Saturday, February 21, 2009

Sowing in tears...reaping in joy

I am blessed to be leading a bible study for several of the girls on the Alabama volleyball team.  

I find this opportunity ironic as I am far from feeling spiritually stable these days... but God opened the door and, trusting Him, I walked through.

We are currently making our way through Beth Moore's "Stepping Up" study which takes a deeper look at the psalms of ascent (Psalms 120-134).  I truly hope that God is using this study to teach the girls a little more about His character... but I am also find that He is using it to draw me into scripture, giving me an anchor even when my heart feels at sea.  

Psalm 126 is our focus this week.  In his commentary, James Limburg describes the perspective of the psalmist as coming "from a people who are living between the times, between a good time remembered and another good time hoped for."  Scholars believe that the psalm refers to the Israelite exile to Babylonia.

Exile...  sometimes that is how I feel.  Separated from all that is familiar and comfortable.  Denied the blessings that I so desperately long for.  Knowing that this place is not my Home.  Missing Noah.

Beth Moore asks, "Have you seen wonderful works of God in the past but could really use one now?"

Yes.  A hundred times yes.

As I read her question, tears came unbidden to my eyes.  (Particularly embarrassing while I sat in a crowded Starbucks this Saturday morning.)  I kept reading, hoping to find wisdom for surviving in this "in between time."  Here is the next paragraph:
Take heart that God sees you and is moved by your plight.  He still performs wonders.  Don't let anyone tell you otherwise.  Profess you belief to Him daily that you will see the evidence of His gracious hand and, like the psalmist David, stay confident of this:  "I will see the goodness of the LORD in the land of the living.  Wait for the LORD; be strong and take heart and wait for the LORD" (Psalm 27:13-14).
Now the tears flowed freely.  As you may know, that verse graced the prayer cards we passed out after Noah's diagnosis.   It was a verse I clung tightly to during his life.  It is a verse that God brought me back to this morning to remind me of His perfect plan and promises.  

"Those who sow in tears will reap with shouts of joy."  Psalm 126:5

7 comments:

Jen said...

I'm glad you're feeling God's presence.
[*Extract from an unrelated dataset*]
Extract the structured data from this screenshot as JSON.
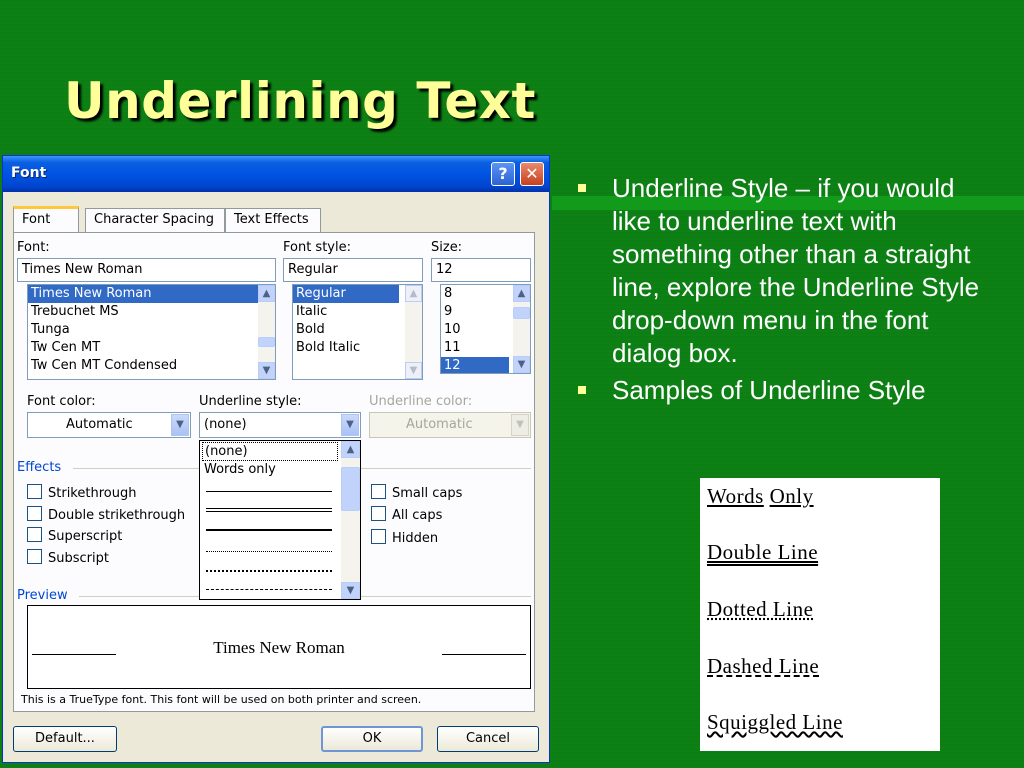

I think a person of strong character, like you, who is in a spiritually vulnerable place, is probably the best person to lead a Bible study. What an example to young women. And by that I don't mean that you should pretend all your spiritual needs are being met, and you are okay with everything, but I feel certain your guidance is laying a foundation for these girls -- a really solid one that will serve them well as life gets tougher for them.
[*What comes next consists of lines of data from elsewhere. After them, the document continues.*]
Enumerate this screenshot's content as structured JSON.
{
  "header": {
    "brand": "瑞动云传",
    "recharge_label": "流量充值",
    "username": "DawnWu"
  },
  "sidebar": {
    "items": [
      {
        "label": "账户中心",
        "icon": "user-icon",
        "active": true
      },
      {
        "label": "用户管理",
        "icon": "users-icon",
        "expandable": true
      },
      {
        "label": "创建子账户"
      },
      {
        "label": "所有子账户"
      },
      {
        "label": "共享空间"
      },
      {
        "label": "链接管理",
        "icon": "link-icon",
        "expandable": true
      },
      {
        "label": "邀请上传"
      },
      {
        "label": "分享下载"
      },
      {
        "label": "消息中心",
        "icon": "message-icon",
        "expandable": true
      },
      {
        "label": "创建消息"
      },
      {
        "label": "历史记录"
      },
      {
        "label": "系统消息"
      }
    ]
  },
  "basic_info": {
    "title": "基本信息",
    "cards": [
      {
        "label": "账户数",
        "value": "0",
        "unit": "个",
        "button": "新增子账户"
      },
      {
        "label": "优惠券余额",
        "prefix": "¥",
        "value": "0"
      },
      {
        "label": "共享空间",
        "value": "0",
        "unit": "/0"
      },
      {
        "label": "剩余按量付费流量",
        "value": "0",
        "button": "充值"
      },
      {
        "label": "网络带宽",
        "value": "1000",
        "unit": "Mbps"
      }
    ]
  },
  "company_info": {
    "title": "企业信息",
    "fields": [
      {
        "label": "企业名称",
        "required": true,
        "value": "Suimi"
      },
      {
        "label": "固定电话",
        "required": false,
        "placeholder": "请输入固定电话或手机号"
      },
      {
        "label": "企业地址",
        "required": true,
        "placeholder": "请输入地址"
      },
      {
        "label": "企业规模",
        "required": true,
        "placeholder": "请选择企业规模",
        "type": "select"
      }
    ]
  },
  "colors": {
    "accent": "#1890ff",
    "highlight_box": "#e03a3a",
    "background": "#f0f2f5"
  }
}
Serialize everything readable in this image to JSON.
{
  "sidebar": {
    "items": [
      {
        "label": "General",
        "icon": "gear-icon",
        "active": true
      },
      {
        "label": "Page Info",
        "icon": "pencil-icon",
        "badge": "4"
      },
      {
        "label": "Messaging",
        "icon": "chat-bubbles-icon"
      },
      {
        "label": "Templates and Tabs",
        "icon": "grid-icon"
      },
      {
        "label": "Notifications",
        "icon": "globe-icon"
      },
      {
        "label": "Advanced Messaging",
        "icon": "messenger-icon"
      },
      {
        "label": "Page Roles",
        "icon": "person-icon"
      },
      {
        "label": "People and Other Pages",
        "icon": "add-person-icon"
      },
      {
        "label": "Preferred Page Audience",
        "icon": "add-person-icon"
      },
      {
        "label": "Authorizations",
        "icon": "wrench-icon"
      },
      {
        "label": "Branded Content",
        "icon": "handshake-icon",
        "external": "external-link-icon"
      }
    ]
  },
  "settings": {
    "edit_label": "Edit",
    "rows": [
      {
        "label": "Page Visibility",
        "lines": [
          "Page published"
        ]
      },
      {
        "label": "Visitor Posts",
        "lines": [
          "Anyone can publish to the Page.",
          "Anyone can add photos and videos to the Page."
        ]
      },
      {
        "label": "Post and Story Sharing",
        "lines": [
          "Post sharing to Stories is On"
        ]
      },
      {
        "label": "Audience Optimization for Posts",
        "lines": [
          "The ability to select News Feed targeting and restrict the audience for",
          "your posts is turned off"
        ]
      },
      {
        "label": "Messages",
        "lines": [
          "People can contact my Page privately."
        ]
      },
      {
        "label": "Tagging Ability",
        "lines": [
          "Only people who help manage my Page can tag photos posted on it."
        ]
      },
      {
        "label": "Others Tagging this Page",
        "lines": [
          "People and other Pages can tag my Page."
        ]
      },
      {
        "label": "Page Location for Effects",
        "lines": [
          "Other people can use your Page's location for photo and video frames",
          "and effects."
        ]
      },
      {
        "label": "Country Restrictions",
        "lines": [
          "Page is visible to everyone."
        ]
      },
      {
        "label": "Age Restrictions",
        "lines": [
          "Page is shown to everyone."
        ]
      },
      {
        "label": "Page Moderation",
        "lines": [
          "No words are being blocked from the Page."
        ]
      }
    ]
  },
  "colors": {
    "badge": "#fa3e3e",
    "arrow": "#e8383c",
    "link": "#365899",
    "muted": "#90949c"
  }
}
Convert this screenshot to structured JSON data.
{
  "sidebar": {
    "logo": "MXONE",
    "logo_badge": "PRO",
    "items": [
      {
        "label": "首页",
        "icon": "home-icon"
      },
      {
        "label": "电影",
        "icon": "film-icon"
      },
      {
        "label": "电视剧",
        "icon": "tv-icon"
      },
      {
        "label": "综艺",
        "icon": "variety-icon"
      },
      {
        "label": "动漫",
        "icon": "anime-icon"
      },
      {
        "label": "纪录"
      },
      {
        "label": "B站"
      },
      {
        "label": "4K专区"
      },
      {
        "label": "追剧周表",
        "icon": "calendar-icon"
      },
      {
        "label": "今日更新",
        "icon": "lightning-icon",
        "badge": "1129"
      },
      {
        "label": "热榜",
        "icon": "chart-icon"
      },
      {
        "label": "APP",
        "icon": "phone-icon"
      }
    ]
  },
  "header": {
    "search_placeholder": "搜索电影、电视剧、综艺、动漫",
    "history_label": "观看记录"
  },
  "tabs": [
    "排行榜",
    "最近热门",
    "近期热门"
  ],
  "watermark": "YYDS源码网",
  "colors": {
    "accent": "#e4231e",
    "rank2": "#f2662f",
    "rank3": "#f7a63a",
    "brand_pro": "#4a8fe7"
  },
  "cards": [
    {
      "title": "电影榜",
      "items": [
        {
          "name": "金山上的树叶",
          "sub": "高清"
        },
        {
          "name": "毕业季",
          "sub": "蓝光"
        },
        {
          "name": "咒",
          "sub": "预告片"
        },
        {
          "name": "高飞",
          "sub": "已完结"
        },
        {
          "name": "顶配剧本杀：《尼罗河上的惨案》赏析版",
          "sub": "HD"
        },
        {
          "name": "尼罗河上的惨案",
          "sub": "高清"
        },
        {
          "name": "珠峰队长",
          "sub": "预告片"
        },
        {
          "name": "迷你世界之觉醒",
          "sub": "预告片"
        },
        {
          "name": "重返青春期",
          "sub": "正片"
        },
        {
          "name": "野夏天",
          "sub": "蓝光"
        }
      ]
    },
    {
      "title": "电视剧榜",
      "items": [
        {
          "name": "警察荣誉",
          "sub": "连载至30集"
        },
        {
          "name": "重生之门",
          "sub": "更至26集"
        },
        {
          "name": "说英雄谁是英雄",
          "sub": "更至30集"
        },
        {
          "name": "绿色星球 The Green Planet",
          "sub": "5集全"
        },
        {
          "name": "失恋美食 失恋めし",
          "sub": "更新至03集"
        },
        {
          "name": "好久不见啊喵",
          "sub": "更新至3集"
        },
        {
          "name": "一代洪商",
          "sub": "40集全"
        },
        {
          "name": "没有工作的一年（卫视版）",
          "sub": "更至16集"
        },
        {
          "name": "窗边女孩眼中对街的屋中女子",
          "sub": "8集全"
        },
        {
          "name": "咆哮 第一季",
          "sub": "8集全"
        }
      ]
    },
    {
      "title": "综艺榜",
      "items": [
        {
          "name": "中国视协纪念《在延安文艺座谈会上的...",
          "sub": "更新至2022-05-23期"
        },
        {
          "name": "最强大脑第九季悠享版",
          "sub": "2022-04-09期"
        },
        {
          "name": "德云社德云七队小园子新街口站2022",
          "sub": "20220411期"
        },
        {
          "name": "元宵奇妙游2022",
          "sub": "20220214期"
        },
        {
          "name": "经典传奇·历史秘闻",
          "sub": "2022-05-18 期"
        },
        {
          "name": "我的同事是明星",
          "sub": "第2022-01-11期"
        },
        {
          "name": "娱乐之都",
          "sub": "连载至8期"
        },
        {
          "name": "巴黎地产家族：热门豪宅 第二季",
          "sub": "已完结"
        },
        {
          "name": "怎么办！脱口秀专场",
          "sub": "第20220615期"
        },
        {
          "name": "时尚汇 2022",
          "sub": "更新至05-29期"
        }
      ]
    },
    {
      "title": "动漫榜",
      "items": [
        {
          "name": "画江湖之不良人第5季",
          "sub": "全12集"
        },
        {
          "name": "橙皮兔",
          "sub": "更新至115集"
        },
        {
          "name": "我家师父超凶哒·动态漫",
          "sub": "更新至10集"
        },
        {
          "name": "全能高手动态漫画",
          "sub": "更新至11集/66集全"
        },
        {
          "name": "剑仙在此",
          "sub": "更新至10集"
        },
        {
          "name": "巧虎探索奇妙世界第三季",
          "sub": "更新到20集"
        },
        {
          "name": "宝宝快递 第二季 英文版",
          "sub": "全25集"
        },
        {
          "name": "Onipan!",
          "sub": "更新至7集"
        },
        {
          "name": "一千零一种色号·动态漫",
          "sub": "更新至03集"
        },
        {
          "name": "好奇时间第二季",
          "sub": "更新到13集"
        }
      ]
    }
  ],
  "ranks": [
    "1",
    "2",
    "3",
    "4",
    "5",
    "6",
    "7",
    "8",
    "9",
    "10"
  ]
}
I appreciate that you wrote out your take on this scripture. Obviously I've read Psalm 27:13-14 a hundred times before, but I have never understood it the way I do tonight. I guess I never gave it any thought before. Anyway, thank you!

Bob Hansel said...

still praying for you daily.

erin said...

Thanks for sharing this friend. I needed to hear it this morning. As someone you have led before I know that those girls are truly blessed to have you. You continue to follow and seek Him and you encourage me by watching you. Love you.

Tina said...

Deb -

I continue to be inspired and humbled by your story and your blog entries. That verse is exceptional and comes to me at a difficult time as well. I find myself asking for God's grace often these days. I see others that are blessed and I wonder - when will it be me? I know that I have to continue to pray and find the strength to be a good friend myself and rejoice in their happiness. Your verse was perfect.

I think of you often and pray for you even more.

Your blog friend,

Tina

Anonymous said...

Deb, I was doing this same study at this same time last year--back when dear Auntie Dor was going through her cancer treatment and severe illness and when sweet Noah was first diagnosed. How unprepared I was for what that next year would bring.....but God wasn't. There were times I used the study to rant and rave at God, times when it sent me to my knees in tears, times when I was overwhelmed with humility and gratitude. Ever since, I find I go to the Psalms in all the seasons of my life. How blessed you and I are to know a God to whom we can take our every need, mood, attitude, and feeling and KNOW that He always welcomes our communication with an infinite, palpable love firmly based on the intimate knowledge only He has of us. I know that you will be so blessed by this study and that you will bless those girls privileged to sit under your leadership.

Amy Barrett said...

You are the perfect person to be leading those girls. Your authenticity in scouring the Scriptures and clinging to His promises will be life giving to the girls in the study. Thanks for writing out this study. I learned a lot from it this morning. I think I'm going to go spend some time in the Psalms in just a minute. Love you!

Nicole said...

What a blessing you are to those young women in that Bible study.

I came upon your blog tonight as I've been searching - I am lifting you up to the Lord. We have not experienced a loss such as yours, but have experienced 4 losses through miscarriage. The Lord is leading me to start a blog for ladies grieving their babies through focusing on God's Word. Here is the site: http://anchoredhope4you.blogspot.com/

I will continue to pray for you as you grow in God's Word and walk the path of grieving. I can see the Lord is using you in mighty ways. God bless you.